Differentially Private Adaptation of Diffusion Models via Noisy Aggregated Embeddings
This addresses privacy risks in adapting AI models for sensitive domains like personal artwork, though it is incremental as it builds on existing Textual Inversion methods.
The paper tackled the problem of personalizing diffusion models on small, sensitive datasets while preserving privacy, and proposed DPAgg-TI, which outperforms DP-SGD finetuning by achieving results closely matching non-private baselines on style adaptation tasks.
Personalizing large-scale diffusion models poses serious privacy risks, especially when adapting to small, sensitive datasets. A common approach is to fine-tune the model using differentially private stochastic gradient descent (DP-SGD), but this suffers from severe utility degradation due to the high noise needed for privacy, particularly in the small data regime.

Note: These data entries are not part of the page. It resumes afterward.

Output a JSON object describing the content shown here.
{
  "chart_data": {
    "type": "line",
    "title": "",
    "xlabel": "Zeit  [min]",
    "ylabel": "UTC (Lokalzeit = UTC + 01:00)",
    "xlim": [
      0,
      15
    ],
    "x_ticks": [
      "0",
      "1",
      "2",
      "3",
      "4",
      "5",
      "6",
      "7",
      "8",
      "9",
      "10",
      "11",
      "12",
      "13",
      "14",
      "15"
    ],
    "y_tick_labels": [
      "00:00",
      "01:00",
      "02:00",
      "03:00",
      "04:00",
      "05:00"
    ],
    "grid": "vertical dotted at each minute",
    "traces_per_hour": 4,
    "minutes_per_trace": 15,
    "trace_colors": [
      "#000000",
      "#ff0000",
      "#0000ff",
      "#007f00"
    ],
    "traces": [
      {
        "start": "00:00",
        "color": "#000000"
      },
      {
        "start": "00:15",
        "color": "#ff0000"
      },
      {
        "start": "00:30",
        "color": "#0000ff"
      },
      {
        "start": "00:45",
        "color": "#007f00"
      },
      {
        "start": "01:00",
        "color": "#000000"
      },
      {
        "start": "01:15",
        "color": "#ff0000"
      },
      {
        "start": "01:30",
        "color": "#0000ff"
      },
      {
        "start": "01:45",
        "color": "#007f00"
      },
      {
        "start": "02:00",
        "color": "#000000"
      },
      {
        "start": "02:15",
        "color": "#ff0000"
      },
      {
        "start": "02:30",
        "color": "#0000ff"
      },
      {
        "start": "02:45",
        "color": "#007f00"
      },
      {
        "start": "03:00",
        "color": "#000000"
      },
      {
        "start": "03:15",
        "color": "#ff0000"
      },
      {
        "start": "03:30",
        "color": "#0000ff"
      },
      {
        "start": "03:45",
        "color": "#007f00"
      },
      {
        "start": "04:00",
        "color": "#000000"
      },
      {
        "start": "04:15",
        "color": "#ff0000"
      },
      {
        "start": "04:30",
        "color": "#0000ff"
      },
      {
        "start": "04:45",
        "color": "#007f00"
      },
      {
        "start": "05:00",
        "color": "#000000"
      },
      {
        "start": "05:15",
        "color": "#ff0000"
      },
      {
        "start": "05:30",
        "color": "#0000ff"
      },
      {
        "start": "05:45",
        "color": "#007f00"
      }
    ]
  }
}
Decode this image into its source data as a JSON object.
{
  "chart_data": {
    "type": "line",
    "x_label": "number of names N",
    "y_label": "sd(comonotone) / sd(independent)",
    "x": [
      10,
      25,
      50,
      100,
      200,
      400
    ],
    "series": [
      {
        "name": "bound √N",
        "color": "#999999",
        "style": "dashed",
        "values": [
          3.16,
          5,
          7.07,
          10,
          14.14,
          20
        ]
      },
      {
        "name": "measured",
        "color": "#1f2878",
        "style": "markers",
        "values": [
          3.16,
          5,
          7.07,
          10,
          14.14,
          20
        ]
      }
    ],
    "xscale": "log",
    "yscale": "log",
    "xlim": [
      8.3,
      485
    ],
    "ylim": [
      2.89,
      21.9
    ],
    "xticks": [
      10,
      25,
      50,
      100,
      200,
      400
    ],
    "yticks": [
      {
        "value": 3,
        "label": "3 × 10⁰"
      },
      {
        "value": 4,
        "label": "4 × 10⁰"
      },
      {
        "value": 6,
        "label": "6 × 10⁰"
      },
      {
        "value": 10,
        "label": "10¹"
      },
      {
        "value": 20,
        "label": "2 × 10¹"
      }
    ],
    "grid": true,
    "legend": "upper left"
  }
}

We propose an alternative that leverages Textual Inversion (TI), which learns an embedding vector for an image or set of images, to enable adaptation under differential privacy (DP) constraints. Our approach, Differentially Private Aggregation via Textual Inversion (DPAgg-TI), adds calibrated noise to the aggregation of per-image embeddings to ensure formal DP guarantees while preserving high output fidelity. We show that DPAgg-TI outperforms DP-SGD finetuning in both utility and robustness under the same privacy budget, achieving results closely matching the non-private baseline on style adaptation tasks using private artwork from a single artist and Paris 2024 Olympic pictograms. In contrast, DP-SGD fails to generate meaningful outputs in this setting.